Pasal 17 FCTC tentang pengendalikan sisi suplai tembakau melalui kegiatan ekonomi alternative. Implikasi dari pasal ini maka otomatis para petani akan kehilangan sumber utama pendapatannya. Tidak adanya pasokan tembakau dari petani dalam menghasilkan kretek maka jelas akan membuka keran impor. Terasa aneh bahwa rokok kretek tidak bisa produksi dan beredar di negri sendiri, tetapi rokok impor dapat beredar. Instrumen FCTC tentu perlu ditelaah lagi melalui kajian yang lebih dalam, alasan utama menjaga kesehatan manusia tentu dapat diterima, tetapi implikasinya yang luas terhadap sektor perekonomian harus juga dipertimbangkan. Apalagi negara-negara maju mulai menolak rokok kretek Indonesia dengan dasar standarisasi kesehatan atas tembakau di Indonesia yang tidak dipenuhi. Bahkan George C. Lodge menyebutkan bahwa salah satu penyebab meningkatnya kemiskinan di negara dunia ketiga adalah ketika negara-negara kaya menutup pasarnya untuk produk dari negara miskin. FCTC mengharapkan Pemerintah setiap negara anggota bertanggung jawab mempromosikan dan meningkatkan kesadaran masyarakat tentang penanggulangan masalah tembakau dengan menggunakan semua perangkat komunikasi yang ada, didukung oleh upaya legislative, eksekutif, administratif dan aturan lainnya yang efektif. Cakupan kegiatan edukasi, informasi dan kesadaran masyarakat sangat luas dan melibatkan berbagai kelembagaan: sekolah, fasilitas kesehatan, petugas masyarakat, pekerja sosial, pengambil keputusan, akademisi dan lintas sektor.

BACA JUGA :  PENTINGNYA SERAGAM SEKOLAH UNTUK KEBERSAMAAN

Dengan kata lain, FCTC secara tidak langsung telah menciptakan standarisasi kesehatan manusia terkait dampak dari tembakau dan membatasi Negara-negara penghasil rokok untuk melakukan produksi dan pengembangan aktivitas bisnis. Seolah-olah FCTC ini memang terlihat netral, adil dan semata-mata murni untuk kepentingan kesehatan umat manusia. Namun, perlu digaris bawahi bahwa hukum sendiri sedari proses pembahasan hingga pemberlakuannya selalu mengandung pemihakan-pemihakan. Apalagi di era globalisasi dimana negara maju dengan sumber daya ekonomi yang kuat dan berbagai perusahaan multinasional memiliki bargaining posession yang besar.
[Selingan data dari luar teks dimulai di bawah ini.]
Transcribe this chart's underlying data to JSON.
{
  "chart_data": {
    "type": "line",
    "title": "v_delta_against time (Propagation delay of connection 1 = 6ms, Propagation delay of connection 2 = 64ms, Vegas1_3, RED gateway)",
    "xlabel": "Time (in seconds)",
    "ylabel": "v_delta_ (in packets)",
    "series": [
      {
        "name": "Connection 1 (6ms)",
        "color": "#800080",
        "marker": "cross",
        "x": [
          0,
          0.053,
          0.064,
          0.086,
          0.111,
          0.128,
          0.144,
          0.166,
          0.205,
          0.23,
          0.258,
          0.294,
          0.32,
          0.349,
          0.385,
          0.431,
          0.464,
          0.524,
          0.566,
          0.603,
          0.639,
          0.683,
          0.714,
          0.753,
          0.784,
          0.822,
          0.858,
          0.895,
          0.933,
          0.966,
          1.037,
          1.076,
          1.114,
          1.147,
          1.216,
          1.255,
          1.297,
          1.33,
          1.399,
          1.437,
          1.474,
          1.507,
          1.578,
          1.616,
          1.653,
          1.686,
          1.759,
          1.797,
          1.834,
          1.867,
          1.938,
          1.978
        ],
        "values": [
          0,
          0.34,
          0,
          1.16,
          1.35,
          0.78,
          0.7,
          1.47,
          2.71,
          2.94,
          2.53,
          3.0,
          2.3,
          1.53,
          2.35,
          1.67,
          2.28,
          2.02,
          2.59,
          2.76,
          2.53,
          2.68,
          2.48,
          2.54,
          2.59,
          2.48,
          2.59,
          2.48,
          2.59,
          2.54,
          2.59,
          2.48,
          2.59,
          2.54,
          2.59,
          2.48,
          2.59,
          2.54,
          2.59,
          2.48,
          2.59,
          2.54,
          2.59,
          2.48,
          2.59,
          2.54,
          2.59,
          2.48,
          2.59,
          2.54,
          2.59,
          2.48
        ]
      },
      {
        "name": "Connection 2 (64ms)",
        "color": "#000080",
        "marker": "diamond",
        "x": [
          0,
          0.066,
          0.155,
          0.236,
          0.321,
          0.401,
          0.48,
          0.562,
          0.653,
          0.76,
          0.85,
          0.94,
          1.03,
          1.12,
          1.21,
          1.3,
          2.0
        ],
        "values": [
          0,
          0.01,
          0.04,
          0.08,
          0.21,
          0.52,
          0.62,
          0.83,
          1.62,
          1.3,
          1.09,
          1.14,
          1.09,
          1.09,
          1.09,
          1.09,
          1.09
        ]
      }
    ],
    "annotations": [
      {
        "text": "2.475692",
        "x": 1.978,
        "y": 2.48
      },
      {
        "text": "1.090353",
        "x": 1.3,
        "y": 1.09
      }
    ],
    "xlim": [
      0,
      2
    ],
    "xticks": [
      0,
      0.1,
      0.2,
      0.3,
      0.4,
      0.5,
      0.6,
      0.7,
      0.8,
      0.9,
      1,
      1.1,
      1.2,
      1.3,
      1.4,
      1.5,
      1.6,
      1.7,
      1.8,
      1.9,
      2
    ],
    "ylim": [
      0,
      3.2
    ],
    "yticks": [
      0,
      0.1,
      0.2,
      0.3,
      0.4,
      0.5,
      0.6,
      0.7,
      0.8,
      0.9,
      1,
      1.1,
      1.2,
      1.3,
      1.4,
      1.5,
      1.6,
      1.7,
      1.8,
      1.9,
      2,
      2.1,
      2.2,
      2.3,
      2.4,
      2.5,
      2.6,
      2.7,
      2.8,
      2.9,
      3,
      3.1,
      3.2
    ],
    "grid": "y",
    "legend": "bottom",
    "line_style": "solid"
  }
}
Hal ini terlihat ketika banyak negara yang menjadikan FCTC sebagai standar minimum kesehatan sekaligus menjadi hambatan dalam perdagangan internasional, khususnya demi melindungi pasarnya dari rokok kretek.
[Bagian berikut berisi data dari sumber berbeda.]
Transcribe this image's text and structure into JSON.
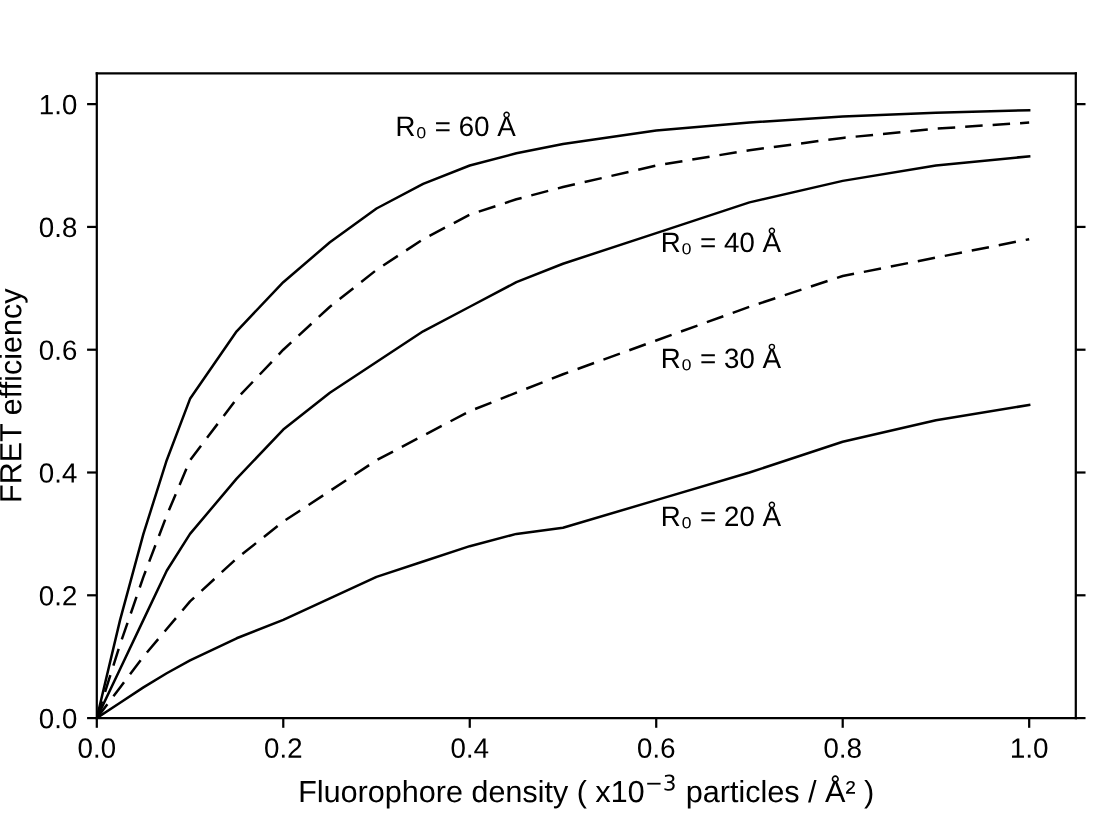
{
  "chart_data": {
    "type": "line",
    "xlabel": "Fluorophore density ( x10$^{−3}$ particles / Å² )",
    "ylabel": "FRET efficiency",
    "x": [
      0,
      0.025,
      0.05,
      0.075,
      0.1,
      0.15,
      0.2,
      0.25,
      0.3,
      0.35,
      0.4,
      0.45,
      0.5,
      0.6,
      0.7,
      0.8,
      0.9,
      1.0
    ],
    "series": [
      {
        "color": "#000000",
        "line_style": "solid",
        "values": [
          0,
          0.16,
          0.3,
          0.42,
          0.52,
          0.63,
          0.71,
          0.775,
          0.83,
          0.87,
          0.9,
          0.92,
          0.935,
          0.957,
          0.97,
          0.98,
          0.986,
          0.99
        ]
      },
      {
        "color": "#000000",
        "line_style": "dashed",
        "values": [
          0,
          0.12,
          0.23,
          0.33,
          0.42,
          0.52,
          0.6,
          0.67,
          0.73,
          0.78,
          0.82,
          0.845,
          0.865,
          0.9,
          0.925,
          0.945,
          0.96,
          0.97
        ]
      },
      {
        "color": "#000000",
        "line_style": "solid",
        "values": [
          0,
          0.08,
          0.16,
          0.24,
          0.3,
          0.39,
          0.47,
          0.53,
          0.58,
          0.63,
          0.67,
          0.71,
          0.74,
          0.79,
          0.84,
          0.875,
          0.9,
          0.915
        ]
      },
      {
        "color": "#000000",
        "line_style": "dashed",
        "values": [
          0,
          0.05,
          0.1,
          0.145,
          0.19,
          0.26,
          0.32,
          0.37,
          0.42,
          0.46,
          0.5,
          0.53,
          0.56,
          0.615,
          0.67,
          0.72,
          0.75,
          0.78
        ]
      },
      {
        "color": "#000000",
        "line_style": "solid",
        "values": [
          0,
          0.025,
          0.05,
          0.073,
          0.094,
          0.13,
          0.16,
          0.195,
          0.23,
          0.255,
          0.28,
          0.3,
          0.31,
          0.355,
          0.4,
          0.45,
          0.485,
          0.51
        ]
      }
    ],
    "annotations": [
      "R₀ = 60 Å",
      "R₀ = 40 Å",
      "R₀ = 30 Å",
      "R₀ = 20 Å"
    ],
    "xlim": [
      0,
      1.05
    ],
    "ylim": [
      0,
      1.05
    ],
    "xticks": [
      {
        "value": 0,
        "label": "0.0"
      },
      0.2,
      0.4,
      0.6,
      0.8,
      {
        "value": 1.0,
        "label": "1.0"
      }
    ],
    "yticks": [
      {
        "value": 0,
        "label": "0.0"
      },
      0.2,
      0.4,
      0.6,
      0.8,
      {
        "value": 1.0,
        "label": "1.0"
      }
    ],
    "grid": false,
    "legend": false
  }
}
Implikasi lainnya dapat dibayangkan bagaimana jika pasal-pasal dari FCTC diimplementasikan di Indonesia akan berdampak massive terhadap industri rokok apalagi industri tersebut memiliki multiplier effect yang luas dengan sektor keuangan. Suatu perjanjian internasional seperti FCTC tidak bisa dilihat secara naif lalu diterima sebagai sesuatu yang taken for granted. Apalagi dengan memandang bahwa jika meratifikasi akan meningkatkan citra pemerintah di dunia internasional sekaligus menyelesaikan masalah kesehatan di dalam negeri. Kita bisa berkaca pada UU Hak Kekayaan Intelektual yang diamandemen bukan karena munculnya kesadaran masyarakat Indonesia tetapi karena kewajiban dalam Perjanjian WTO yang didasarkan pada sistem hukum dan praktik di negara maju. Hal ini pula yang terancam terjadi pada FCTC, implikasi hukum dari konvensi begitu luas dampaknya terhadap perekonomian nasional, jangan hanya karena tuntuntan globalisasi lantas meratifikasinya.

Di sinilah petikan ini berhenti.